Friday, March 09, 2007

Terabithia, Kingdom of the Mind

I saw a movie trailer for Bridge to Terabithia (in theaters now). The name brought back memories of school librarians and Newbery Medal books (the book was awarded a Newbery in 1978). The title of the book was so familiar, yet I can't recall having actually read it. Was it one of the books read out loud to us at school? I don't think so, because I remember so many of them so well: Charlotte's Web, The Whipping Boy, The Lion, The Witch, and the Wardrobe, Twenty Thousand Leagues Under the Sea.

The movie trailer I saw was packed with CGI fantasy shots- I figured I'd want to watch it sooner or later, so I ordered a copy of the book, Bridge to Terabithia, and began to read. I liked what I found from the very first page. Superb prose plunked the reader right into protagonist Jesse's running shoes. His bleak home and school life were rendered with just the right details to make the character and the world hyper realistic.

Two things really surprised me about Bridge to Terabithia. First- it wasn't a fantasy. Sure, fantasy readers will find homages to C.S. Lewis as Leslie makes up stories for Jesse in their make-believe magical kingdom. But Terabithia isn't a fantasy world the children travel to, and it's not even the patch of unused farmland where they play. Terabithia is a state of mind, one which Jesse would have never discovered if Leslie Burke hadn't moved in next door.
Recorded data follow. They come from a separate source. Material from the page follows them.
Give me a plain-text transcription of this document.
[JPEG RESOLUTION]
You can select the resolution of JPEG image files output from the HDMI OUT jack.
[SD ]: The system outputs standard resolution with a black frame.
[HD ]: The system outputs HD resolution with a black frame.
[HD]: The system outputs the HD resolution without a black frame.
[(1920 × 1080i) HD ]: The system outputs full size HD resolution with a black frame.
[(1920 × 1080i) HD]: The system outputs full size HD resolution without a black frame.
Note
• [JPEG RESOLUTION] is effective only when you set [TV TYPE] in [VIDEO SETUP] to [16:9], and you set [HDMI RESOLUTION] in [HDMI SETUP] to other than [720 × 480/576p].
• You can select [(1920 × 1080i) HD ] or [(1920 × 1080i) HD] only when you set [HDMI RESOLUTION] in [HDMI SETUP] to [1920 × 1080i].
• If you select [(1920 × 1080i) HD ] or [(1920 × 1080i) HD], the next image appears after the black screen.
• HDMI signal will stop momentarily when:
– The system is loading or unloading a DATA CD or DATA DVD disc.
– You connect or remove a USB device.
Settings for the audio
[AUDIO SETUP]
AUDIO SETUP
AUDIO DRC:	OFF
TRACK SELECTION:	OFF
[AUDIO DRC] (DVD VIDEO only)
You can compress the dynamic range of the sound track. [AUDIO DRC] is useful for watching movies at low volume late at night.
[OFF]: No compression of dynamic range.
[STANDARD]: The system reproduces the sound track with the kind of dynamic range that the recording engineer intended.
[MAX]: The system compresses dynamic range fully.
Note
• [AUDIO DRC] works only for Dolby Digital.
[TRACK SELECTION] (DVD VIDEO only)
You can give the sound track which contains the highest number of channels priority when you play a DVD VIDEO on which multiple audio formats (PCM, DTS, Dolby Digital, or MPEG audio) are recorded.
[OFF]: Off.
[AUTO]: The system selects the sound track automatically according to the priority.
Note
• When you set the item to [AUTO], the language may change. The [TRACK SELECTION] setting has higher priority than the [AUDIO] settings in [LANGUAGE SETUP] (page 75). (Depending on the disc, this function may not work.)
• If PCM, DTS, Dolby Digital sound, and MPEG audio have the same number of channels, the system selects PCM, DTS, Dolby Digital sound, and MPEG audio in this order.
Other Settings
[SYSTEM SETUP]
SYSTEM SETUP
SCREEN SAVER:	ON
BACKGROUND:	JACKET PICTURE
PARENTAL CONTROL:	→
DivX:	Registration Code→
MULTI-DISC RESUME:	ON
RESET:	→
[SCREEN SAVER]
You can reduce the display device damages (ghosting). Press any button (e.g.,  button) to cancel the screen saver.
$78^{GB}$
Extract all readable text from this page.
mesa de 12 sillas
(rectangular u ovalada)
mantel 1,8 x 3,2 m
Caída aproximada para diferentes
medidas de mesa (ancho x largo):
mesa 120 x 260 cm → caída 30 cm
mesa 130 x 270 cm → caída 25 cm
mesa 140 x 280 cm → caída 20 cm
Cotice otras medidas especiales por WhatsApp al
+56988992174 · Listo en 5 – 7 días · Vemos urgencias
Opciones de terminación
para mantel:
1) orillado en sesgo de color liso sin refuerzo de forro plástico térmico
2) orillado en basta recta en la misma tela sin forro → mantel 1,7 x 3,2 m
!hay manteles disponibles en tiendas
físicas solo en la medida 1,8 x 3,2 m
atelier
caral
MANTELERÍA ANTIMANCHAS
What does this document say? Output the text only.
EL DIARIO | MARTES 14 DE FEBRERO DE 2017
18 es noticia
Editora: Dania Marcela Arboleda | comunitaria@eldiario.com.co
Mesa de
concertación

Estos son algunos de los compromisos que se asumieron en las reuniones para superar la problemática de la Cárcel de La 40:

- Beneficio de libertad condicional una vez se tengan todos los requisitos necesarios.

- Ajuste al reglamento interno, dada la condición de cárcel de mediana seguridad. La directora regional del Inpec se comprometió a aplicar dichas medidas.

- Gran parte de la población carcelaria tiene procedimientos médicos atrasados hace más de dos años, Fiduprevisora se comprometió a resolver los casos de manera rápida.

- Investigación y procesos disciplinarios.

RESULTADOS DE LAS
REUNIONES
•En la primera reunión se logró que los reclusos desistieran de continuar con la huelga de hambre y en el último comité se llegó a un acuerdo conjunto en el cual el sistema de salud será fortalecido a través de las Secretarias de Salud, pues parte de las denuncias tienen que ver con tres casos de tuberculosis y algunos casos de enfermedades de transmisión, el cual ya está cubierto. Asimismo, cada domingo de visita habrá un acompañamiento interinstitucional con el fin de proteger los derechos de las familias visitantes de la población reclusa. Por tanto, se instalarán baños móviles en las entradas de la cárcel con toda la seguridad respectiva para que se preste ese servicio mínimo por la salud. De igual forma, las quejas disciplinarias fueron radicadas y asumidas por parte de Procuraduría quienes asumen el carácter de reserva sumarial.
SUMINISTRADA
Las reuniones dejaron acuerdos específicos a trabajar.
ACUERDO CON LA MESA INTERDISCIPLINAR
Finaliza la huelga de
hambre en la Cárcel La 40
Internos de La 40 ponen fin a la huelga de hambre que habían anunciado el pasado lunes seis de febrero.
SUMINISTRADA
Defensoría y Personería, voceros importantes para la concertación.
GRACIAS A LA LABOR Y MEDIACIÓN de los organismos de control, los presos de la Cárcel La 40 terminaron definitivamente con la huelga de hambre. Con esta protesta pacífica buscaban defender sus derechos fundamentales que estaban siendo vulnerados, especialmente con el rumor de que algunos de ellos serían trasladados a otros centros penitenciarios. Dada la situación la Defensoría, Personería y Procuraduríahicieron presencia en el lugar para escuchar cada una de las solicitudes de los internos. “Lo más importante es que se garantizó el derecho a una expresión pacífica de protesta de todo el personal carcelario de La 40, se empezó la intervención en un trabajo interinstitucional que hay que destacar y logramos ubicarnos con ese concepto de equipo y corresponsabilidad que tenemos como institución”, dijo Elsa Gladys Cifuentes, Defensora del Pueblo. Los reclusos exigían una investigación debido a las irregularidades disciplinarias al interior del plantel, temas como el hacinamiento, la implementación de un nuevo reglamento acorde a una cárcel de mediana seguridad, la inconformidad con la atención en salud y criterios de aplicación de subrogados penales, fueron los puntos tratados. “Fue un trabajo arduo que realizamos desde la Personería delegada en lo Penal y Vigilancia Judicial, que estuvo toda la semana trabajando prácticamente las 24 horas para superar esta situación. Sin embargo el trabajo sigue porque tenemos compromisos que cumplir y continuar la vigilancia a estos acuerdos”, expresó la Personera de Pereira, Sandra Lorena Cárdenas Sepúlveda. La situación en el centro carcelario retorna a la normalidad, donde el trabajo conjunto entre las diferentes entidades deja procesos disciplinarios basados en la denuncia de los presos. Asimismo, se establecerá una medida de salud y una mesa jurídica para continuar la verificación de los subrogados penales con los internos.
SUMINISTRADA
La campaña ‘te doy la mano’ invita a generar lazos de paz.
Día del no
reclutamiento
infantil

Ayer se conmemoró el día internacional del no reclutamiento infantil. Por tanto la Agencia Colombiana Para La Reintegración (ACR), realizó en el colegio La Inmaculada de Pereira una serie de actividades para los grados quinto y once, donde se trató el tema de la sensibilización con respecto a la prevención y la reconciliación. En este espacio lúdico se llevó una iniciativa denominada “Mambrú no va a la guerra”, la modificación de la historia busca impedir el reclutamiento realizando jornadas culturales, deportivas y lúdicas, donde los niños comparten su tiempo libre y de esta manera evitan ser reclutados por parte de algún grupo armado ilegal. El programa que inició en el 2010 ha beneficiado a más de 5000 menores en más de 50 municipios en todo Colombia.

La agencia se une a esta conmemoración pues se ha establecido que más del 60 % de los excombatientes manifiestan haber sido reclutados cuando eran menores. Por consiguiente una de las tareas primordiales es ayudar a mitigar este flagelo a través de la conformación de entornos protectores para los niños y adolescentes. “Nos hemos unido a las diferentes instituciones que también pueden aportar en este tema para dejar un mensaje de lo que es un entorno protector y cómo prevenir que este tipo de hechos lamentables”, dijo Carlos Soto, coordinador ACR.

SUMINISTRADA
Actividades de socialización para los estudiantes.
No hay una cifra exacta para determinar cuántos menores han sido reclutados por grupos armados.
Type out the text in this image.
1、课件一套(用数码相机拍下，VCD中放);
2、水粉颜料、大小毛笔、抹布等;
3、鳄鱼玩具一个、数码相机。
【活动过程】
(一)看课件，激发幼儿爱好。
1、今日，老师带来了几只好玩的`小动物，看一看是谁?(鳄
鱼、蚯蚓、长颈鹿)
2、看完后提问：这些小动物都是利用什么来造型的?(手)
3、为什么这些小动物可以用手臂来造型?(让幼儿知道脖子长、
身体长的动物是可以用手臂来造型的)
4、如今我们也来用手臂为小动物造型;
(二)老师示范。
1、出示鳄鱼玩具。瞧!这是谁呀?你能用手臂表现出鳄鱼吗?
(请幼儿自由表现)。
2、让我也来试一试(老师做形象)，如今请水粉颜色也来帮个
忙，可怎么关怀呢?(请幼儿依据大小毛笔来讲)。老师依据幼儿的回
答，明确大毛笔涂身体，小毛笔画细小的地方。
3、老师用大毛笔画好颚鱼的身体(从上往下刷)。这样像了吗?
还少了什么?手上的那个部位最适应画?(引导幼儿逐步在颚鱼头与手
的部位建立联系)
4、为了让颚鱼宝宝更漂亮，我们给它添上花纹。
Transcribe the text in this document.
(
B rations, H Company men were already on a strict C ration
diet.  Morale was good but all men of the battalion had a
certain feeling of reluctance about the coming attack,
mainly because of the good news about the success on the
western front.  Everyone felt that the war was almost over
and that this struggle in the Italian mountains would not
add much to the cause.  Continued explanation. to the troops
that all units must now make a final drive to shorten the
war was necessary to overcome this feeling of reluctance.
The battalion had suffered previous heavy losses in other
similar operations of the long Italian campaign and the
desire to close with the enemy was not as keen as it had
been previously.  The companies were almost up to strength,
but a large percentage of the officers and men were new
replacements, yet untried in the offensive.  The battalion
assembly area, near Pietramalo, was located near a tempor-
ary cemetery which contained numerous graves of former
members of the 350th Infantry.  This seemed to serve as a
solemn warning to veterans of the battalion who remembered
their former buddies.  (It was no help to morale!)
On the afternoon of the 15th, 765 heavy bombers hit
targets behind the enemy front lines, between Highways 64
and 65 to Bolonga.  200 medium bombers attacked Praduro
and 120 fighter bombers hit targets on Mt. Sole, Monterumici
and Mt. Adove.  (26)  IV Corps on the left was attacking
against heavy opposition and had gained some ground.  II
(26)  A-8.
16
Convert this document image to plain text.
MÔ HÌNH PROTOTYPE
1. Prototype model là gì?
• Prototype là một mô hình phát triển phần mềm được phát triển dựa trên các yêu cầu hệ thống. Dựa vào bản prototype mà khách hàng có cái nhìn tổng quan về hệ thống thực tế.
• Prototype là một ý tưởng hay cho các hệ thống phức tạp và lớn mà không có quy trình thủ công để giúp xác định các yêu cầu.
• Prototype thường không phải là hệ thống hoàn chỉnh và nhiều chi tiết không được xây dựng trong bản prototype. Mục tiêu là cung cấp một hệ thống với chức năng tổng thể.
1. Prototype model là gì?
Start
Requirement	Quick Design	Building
This brings me to the second big surprise- I can't imagine my elementary school librarian recommending this book to Midwestern kids- but I know she did! According to Wikipedia, the book ranks #9 on a list of Most Frequently Challenged Books (1990-2000) by the American Library Association. Author Katherine Patterson was writing in the late seventies. She writes plainly about poverty and ignorance in rural America, she talks about the Vietnam war and about hippies. She makes it clear that Jesse's father disapproves of his drawing, because dad thinks it shows a leaning toward homosexuality. Leslie and her family don't believe in God- and Jesse's little sister asks quite plainly whether Leslie will be damned to hell when she dies.

Bridge to Terabithia has probably survived these challenges and remained in the cannon of children's literature because it does such a good job of capturing the psyche of childhood- small hopes, like being the best runner in the 5th grade, magnified to importance it could only have for a youngster. Patterson's execution of Jesse's character arc is a powerful story of growing up, and touches readers young and old. His cohort and Queen in Terabithia, Leslie, brings the books, the colors, the imagination needed to ignite his growth.

I'll never forget Jesse Oliver Aarons. Life was unfair to him again and again, but he was able to take "not fair" as a matter of course and keep doing what he had to do- which, as it turns out, was to become a young man.